Thursday, August 31, 2006

Gee, What Video Games Have to Teach Us

Gee, James Paul. What Video Games Have to Teach Us About Learning and Literacy. New York: Palgrave Macmillan, 2003.

What Video Games Have To Teach Us delivers an insightful and positive pronouncement of what teachers (and everyone, really) ought to understand about gaming; Gee advocates, with resoundingly smart support, a thoughtful take on video gaming as an activity far more complex and meaningful than most off-handed--"waste of time"--skeptics would ever consider. Games and gaming activity reverberate with thirty-six education principles; Gee anchors each chapter with a handful of principles to tie video gaming in with careful theoretical insights related to New Literacy Studies, situated cognition and connectionism (8). He blends anecdotes from first-hand experience and interview/observation data gathered by ethnographic methods to introduce the many conceptual hooks linking video games and literacy learning. Specifically, Gee articulates the ways in which games function as a precursor domain for more advanced activities (c.2), as a playground for mingling virtual, real and projective identities (c.3), as a demonstration of situated learning and distributed cognition (c.4), as a platform for explicit and tacit learning modes (c.5), as an amalgamation of cultural models (c.6), and as a forum for social connection and interaction (c.7).

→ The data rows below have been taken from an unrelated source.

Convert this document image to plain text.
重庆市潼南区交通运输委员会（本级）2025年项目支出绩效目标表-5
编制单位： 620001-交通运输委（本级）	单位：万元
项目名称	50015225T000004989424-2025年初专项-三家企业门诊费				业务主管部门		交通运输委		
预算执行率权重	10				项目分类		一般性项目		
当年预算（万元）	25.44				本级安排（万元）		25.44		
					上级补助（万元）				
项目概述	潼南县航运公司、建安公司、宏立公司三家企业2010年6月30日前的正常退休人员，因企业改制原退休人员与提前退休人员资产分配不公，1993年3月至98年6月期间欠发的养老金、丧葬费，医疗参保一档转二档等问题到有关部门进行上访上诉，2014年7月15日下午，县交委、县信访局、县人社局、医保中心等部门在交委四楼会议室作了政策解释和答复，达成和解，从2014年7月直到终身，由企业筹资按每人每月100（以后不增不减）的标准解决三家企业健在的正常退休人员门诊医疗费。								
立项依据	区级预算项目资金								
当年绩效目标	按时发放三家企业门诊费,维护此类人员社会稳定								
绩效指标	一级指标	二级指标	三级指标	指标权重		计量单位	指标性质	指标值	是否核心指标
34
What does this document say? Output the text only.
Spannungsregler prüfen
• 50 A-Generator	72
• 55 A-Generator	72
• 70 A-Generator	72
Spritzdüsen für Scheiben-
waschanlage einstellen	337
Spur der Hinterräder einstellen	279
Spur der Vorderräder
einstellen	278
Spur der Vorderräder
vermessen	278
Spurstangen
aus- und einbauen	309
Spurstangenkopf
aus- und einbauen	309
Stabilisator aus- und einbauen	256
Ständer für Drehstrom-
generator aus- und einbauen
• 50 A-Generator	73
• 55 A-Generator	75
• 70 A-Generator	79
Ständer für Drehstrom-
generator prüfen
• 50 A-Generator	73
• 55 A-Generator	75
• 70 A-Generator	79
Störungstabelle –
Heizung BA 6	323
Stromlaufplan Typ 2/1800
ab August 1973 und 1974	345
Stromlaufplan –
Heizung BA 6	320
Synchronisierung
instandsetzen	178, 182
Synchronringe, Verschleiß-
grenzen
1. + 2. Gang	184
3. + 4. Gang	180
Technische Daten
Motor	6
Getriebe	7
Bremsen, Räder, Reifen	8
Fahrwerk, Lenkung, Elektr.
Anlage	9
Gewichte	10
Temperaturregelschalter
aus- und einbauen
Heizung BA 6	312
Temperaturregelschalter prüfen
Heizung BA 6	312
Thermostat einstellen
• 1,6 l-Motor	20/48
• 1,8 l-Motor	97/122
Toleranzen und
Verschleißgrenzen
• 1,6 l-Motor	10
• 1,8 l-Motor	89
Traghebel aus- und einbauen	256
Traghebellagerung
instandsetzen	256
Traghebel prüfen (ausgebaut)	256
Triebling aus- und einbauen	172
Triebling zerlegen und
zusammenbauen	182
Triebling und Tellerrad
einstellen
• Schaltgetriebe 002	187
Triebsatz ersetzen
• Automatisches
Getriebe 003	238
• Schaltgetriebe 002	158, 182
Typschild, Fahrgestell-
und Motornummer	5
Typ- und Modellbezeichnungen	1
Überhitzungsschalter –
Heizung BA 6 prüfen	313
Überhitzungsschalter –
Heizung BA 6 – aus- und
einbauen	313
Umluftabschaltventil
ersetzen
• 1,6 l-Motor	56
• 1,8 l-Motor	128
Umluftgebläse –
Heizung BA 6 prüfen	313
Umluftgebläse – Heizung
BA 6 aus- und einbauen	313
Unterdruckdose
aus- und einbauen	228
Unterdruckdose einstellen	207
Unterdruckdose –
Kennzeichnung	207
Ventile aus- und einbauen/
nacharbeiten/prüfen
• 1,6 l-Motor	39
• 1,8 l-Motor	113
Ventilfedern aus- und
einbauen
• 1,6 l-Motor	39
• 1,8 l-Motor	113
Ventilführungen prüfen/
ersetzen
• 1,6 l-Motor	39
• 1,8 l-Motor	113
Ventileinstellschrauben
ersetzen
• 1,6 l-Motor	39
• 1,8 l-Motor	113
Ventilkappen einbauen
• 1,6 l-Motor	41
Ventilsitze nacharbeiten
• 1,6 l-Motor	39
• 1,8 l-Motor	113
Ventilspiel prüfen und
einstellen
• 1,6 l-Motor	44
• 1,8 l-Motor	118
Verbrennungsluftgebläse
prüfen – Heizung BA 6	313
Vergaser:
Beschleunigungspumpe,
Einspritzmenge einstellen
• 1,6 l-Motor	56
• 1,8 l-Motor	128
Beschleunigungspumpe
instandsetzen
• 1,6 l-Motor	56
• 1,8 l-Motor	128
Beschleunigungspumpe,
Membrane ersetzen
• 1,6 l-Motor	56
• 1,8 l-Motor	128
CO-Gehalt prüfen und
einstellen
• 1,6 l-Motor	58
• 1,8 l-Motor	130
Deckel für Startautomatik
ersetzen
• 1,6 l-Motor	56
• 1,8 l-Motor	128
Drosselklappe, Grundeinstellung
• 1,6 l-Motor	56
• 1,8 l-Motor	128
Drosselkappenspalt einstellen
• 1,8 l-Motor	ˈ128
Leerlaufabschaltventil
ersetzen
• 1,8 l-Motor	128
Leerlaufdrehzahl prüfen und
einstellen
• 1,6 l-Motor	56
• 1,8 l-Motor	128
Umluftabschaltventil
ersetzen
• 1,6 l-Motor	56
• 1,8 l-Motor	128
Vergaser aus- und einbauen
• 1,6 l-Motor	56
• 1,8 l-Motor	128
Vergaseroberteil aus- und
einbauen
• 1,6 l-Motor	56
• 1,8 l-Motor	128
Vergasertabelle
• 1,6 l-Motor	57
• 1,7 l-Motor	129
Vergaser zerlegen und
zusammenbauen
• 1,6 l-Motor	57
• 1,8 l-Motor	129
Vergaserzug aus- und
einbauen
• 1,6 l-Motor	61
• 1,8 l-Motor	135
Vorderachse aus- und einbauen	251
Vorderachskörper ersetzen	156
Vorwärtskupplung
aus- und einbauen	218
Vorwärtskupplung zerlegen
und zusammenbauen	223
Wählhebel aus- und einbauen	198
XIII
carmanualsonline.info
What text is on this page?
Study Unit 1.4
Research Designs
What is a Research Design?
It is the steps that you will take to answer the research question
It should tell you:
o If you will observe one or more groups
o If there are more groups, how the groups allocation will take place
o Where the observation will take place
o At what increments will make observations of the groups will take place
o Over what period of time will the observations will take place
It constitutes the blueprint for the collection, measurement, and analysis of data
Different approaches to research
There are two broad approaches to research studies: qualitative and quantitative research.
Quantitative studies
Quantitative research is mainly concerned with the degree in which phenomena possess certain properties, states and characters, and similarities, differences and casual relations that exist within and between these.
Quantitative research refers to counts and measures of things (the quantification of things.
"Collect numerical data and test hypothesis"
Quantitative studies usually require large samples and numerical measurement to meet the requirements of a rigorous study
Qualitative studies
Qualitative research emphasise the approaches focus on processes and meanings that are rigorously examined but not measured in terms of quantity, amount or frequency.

Many of Gee's scenarios about education and the applicability of video gaming principles focus on the sciences (physics and biology). His prose involves very little citation; in other words, the book isn't referentially dense. Instead, he includes, densely written and in small print, bibliographic notes at the end of each chapter. What Video Games Have To Teach Us is highly structured; its outline is distinguishable at any point and there are several mini-taxonomies, clusters of terms introduced to give dimension to a concept. For instance, regarding expertise, Gee suggests three premises: value everyday (lifeworld) knowledge, the young are better at some things than the old, and "protect lifeworld domains from the assaults of specialists" (39).

Gee also introduces a learning cycle evident in gaming that ought to be celebrated in formal educational settings: prope, hypothesize, reprobe, rethink (90). Despite its processual regularity, the sequence, according to Gee is generalizable across video gaming and science education.

"Games, of course, reflect the culture we live in--a culture we can change" (11). ^Cultural change, however, happens incrementally, and Gee might have been more explicit in this project about the degree to which playing games or designing games manifests as a culture-changing force.

"By semiotic domain I mean any set of practices that recruits one or more modalities (e.g., oral or written language, images, equations, symbols, sounds, gestures, graphs, artifacts, etc.)" (18).

"Three things, then, are involved in active learning: experiencing the world in new ways, forming new affiliations, and preparation for future learning" (23).

"Meaning, then, is both situation and domain specific" (25).

"Because I want us to think about the fact that any semiotic domain, whether it is first-person shooter games or theoretical linguistics, that domain, internally and externally, was and is designed by someone" (32). ^No mention of agency or rhetoric in this discussion of design. In places, design feels static or a bit deterministic in the context of gaming.

"But for critical learning, the learner must be able consciously to attend to, reflect on, critique, and manipulate those design grammars at a metalevel" (40).

"However, all deep learning--that is, active , critical learning--is inextricably caught up with identify in a variety of different ways" (59).

"The argument is that just as language builds abstractions on the basis of concrete images from embodied experience of a material world, so, too, does human learning and thinking" (76).

"The appreciative system is where affect and cognition merge and come together" (97).

"In playing video games, hard is not bad and easy is not good" (165).

"So learning here is social, distributed, and part and parcel of a network composed of people, tools, technologies, and companies all interconnected together" (177).

"I am claiming that elites can use anything--canonical literature, the Bible, biology, or any other sort of text--to attempt to dupe people by trying to force them to read it in the elite's way" (204).

Terms: New Literacy Studies (8), situated cognition (8), connectionism (8), multimodal (14), semiotic domains (17), problem of content (20), affinity group (27), design grammars (30), lifeworld domain (36), design space (40), precursor domain (47), practice effect (67), masterful performance (70), mind as network (92), appreciative systems (96), transfer (124), regime of competence (133), cultural models (143)

Related sources:
Aronson, E. The Jigsaw Classroom. Beverly Hills: Sage, 1978.
Barton, D. Literacy: An Introduction to the Ecology of Written Language. Oxford: Blackwell, 1994.
Churchland, Paul. A Neurocomputational Perspective. Cambridge, Mass.: Bradford/MIT Press, 1989.
Wertsch, James. Mind As Action. Oxford: Oxford UP, 1998.